5. We fully understand that many of our unfunded requirements can only be realized with an increase in the overall funding level for the Department, and we continue to advocate that goal. As part of our assessment, we have identified those UFRs [unfunded requirements] requiring funding by way of Funding Letter inserts as well as other critical UFRs to be worked through the year of execution. Those items requiring additional funds within our funding letter include: Food Services and Dining Facility Operations $10.1M; AC/RC Support $15.6; AC/ARNG Integrated Divisions - $4.0M; Digital Training - $18.5M; Force Modernization - $18.6M, and Commercial Activities Studies - $3.2M.
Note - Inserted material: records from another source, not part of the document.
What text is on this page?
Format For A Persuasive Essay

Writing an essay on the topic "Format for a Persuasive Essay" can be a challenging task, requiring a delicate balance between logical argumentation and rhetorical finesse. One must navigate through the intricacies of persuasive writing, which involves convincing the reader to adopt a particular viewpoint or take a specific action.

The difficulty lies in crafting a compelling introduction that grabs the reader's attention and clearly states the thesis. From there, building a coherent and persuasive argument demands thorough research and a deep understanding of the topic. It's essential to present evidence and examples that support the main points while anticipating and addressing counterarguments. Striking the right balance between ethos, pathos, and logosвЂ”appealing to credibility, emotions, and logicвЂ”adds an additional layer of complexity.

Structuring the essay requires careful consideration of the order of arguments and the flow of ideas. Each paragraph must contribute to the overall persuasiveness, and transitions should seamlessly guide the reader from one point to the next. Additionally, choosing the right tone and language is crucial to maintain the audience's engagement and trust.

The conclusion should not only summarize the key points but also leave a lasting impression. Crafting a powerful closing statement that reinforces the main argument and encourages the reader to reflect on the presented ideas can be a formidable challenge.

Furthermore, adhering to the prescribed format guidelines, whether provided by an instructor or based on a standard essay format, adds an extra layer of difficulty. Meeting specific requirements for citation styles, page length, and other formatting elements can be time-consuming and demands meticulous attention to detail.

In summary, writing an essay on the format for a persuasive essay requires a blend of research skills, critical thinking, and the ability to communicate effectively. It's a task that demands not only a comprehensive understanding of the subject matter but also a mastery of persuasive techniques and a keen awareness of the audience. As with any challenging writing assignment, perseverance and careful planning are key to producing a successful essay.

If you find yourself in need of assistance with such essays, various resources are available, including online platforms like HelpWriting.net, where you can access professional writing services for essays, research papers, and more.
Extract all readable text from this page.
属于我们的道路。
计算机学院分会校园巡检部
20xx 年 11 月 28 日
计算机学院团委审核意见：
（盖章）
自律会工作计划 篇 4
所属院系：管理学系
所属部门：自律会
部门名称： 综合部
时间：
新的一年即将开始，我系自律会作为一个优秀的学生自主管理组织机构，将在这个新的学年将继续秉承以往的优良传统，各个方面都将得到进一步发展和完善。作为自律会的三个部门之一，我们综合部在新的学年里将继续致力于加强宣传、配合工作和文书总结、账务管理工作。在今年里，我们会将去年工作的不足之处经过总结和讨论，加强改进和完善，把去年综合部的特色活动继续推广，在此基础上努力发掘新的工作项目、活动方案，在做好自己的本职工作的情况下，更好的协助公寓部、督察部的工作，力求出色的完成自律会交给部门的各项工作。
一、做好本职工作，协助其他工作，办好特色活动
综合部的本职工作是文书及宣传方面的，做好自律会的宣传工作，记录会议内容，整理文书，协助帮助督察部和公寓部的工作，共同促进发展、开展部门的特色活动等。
6. Our Executive Agent Role in the DCSC4 areas demands intense management as we act of the Army's behalf. To resource the requirements of these missions in FY99 will require: an additional $26.3M in funding letter inserts for Long Haul Commo; $14.1M for sustainment of the new Command and Control Protect mission; and $1.7M for support of the Defense Red Switch Network. In addition, we request that Europe's portion be provided to them as was done in the POM.

7. AC/RC Support (Training Support XXI) continues to be significantly underfunded as we transition to the new Support to Operational Training Functional Area Assessment (SOT-FAA) Integrated alternative structure. This structure will be fully staffed in FY99 after a ramp-up year in FY98. The funding requirement is inherently heavy in TDY, as observers/controllers/evaluators and other training absence personnel must travel to, the associated RC units and training sites. We are concerned about our ability to fully perform this growing mission. In addition, the new AC/ARNG Integrated Divisions that will begin to stand up provisionally on 1 October 1998 are unfunded In FY99. These shortages are particularly acute the context of our stated commitment to the Total Army.

8. As we move toward fielding a digitized force, we need resources for robust digital training events and associated training infrastructure upgrades. Funding tails become major cost drivers as the Army moves from Advanced War Fighting Experiments (AWE) and applique to equipping and training the digitized force. Insufficient funding continues to delay modernization of many training support facilities such as ranges, simulation facilities, transportation networks to/from/in and around ranges, targetry, and maneuver boxes.

9. My assessment is not good news. Funding has fallen below the survival level in FY99. The commanders are concerned that they can not meet the daily challenges of the three imperatives of readiness: training, QOL, and Infrastructure. Our commitment to doing our part in reengineering, creative training strategies, and best business practices has never been stronger. Current funding levels place FORSCOM's ability to accomplish its mission at an unacceptable risk. We must have additional funding for FY98 and beyond.